Just a few days later I took part in the Canada Day 142 which starts in Fort Langley and winds it way out into the Fraser Valley to Vedder Crossing and back. This is a Populaire put on by the BC Randonneurs to celebrate Canada's birthday. This year's is the 10th anniversary of the event with a record attendance and 279 finishers. It was great to see this many cyclists out doing the ride.
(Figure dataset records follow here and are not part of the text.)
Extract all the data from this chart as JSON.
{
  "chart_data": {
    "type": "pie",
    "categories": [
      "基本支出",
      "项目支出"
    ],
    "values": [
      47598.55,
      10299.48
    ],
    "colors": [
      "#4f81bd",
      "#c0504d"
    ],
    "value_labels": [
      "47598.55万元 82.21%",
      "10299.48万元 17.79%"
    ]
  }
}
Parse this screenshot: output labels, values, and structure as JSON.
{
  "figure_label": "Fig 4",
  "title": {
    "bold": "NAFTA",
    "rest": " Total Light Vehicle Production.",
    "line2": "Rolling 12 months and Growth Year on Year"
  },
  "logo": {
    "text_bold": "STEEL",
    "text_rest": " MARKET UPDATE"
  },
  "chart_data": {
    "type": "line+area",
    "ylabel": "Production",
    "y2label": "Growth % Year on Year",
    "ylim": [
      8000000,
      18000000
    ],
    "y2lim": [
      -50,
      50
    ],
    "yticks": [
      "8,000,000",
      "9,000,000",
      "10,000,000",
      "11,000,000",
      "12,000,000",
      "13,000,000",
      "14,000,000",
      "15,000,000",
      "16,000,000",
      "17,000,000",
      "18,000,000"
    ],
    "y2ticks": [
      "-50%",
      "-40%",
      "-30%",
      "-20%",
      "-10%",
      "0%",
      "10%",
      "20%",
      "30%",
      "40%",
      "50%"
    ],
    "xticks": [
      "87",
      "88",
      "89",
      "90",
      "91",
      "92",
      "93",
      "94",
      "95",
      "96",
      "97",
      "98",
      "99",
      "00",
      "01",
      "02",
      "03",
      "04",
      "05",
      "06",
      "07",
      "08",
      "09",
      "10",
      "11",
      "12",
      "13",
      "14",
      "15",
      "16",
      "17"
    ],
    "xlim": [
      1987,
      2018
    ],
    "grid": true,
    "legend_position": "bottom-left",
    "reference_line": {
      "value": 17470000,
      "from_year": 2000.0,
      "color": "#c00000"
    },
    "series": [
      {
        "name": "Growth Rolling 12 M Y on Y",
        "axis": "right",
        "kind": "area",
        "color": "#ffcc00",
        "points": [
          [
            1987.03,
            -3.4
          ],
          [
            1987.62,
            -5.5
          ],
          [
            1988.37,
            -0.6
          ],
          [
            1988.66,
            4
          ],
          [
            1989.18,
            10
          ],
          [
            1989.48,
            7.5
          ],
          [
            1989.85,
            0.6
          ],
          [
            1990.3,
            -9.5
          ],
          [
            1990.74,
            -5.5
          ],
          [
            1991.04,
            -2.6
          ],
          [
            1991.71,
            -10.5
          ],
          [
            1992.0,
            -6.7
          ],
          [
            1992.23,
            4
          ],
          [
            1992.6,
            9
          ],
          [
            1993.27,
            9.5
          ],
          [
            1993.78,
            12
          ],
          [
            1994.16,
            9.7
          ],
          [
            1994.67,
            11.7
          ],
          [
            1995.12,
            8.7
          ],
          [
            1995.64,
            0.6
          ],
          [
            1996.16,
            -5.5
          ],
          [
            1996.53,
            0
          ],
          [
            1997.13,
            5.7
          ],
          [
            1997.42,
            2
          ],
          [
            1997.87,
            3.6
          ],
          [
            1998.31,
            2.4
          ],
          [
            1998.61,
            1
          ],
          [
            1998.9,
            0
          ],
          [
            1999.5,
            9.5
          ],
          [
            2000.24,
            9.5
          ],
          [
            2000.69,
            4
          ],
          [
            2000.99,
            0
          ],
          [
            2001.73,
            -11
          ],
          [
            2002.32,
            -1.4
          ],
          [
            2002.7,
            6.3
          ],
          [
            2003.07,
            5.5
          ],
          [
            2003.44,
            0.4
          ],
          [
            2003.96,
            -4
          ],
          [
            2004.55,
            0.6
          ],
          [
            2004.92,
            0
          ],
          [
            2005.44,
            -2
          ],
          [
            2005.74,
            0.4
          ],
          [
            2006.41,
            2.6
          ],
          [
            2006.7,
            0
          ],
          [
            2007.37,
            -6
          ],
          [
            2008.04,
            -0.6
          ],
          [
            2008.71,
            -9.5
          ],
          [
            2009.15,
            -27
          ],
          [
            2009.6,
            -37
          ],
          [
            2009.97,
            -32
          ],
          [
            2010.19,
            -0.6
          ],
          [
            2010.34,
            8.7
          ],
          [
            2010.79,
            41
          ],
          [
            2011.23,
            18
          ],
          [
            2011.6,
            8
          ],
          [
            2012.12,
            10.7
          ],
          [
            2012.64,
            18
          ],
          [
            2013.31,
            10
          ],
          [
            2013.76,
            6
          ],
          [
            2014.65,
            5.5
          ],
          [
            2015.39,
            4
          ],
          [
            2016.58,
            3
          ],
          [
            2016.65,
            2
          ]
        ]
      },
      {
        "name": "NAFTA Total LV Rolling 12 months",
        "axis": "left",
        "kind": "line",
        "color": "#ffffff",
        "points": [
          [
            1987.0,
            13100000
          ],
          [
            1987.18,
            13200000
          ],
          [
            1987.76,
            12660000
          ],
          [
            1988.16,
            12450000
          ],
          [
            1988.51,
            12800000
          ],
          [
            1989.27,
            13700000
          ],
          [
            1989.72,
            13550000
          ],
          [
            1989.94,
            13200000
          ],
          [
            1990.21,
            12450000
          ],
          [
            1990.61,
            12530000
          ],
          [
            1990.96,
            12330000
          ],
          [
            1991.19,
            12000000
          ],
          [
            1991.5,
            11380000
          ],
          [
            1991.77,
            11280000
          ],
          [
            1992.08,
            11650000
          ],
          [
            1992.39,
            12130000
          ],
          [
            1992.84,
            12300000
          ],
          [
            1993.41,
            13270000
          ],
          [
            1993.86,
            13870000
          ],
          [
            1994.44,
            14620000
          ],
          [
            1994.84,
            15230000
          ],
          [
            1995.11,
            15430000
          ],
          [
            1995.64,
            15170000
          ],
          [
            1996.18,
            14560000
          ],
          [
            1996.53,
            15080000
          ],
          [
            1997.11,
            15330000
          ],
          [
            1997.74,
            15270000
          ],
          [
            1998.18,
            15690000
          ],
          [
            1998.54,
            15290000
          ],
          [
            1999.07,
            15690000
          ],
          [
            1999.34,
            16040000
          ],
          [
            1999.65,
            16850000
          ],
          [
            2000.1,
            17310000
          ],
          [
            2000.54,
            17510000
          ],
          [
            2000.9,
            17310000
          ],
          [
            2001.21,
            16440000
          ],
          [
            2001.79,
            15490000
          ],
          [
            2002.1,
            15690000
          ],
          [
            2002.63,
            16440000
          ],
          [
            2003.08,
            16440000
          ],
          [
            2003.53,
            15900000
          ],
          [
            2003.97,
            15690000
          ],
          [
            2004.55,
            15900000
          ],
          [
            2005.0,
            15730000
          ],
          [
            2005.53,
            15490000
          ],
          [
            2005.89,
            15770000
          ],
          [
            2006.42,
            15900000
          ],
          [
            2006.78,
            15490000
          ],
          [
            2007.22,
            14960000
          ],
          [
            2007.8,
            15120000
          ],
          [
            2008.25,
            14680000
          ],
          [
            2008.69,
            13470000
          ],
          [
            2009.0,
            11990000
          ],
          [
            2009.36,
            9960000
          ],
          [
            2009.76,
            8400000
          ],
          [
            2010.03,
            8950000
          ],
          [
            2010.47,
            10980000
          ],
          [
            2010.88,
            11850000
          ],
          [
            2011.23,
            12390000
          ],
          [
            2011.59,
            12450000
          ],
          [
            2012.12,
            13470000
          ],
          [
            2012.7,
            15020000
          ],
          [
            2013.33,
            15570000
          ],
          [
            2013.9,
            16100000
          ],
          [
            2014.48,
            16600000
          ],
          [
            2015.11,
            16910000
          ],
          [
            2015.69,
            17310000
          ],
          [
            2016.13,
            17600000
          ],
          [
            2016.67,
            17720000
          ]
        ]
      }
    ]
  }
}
The route starts out in Fort Langley with a staggered start over one hour to spread the riders out. Just before really getting started I was riding back from two friends and we were about to turn right onto River road from a stop sign. They blew right through the stop sign with two police cars waiting to turn facing us. I stopped and watched the officer watch them blow through the stop sign thinking this could be a very interesting way to start the ride. Maybe the two officers were just heading for coffee and couldn't be bothered by cyclists blowing the stop sign. The first part of the ride is flat and then there is a signifigant hill which further spreads the riders out. A fair few folks passed me on the way up and then it was into more rolling terrain before descending down to Clayburn. On the descent and the flat section towards Sumas mountain I cruised by some only to be passed again climbing around the mountain. On the slow climb around the mountain I broke into my lunch and was munching away while others rode by. A few remarked on how the sandwhich looked good while some others just looked jealous. There is an advantage to riding a trike where you can be sitting in a comfortable position and have one hand free. Just before the first control point (44.5kms) at Kilgaard's Sumas First Nations' Facility there is a very steep winding descent with a T-intersection and a stop sign at the bottom. I was riding the brakes heavily all the way down not sure of what was around the next corner. This is not hill you would like to climb up but a great one to ride down. After the control point the course in every flat until the next control point at Chilliwack's Twin Rinks (72.7kms). I was riding with three others who came up behind riding in a paceline. We rode along together as they were mostly going about my speed. At one point I dropped back and asked how fast we were going as I didn't have a speedometer in my velo and we were averaging around 39-40 kph. Here's the link to some photos and video Kaun's photos.

Just as I was arriving at the control point my two friends were heading out for the next section. A couple minutes after they left I realized that I should have told them I was going to stop and see if another friend was a home in Yarrow. I zipped out right after this but was not able to catch them them before Yarrow as it wasn't far enough away and I got stuck in traffic a bit. They missed out on some very good triple citrus mousse dessert that was left over from the night before. After this it took quite a while to get back into pedalling along at a good rate, in fact a short snooze would have been good. Not too far down the road was the third control point at Birchwood Diary. They have great ice cream. It was great to stop and lounge on the grass in the shade while enjoying the ice cream. The rest of the ride was either flat into a headwind or uphill until the last descent down to the finish.

We do have a Borealis on display in the Museum of Vancouver exhibit called Velo-City Vancouver and the Bicycle Revolution. We are in the future section near the end of the exhibit. The show runs to September 7 and it worth a look if you are into bikes.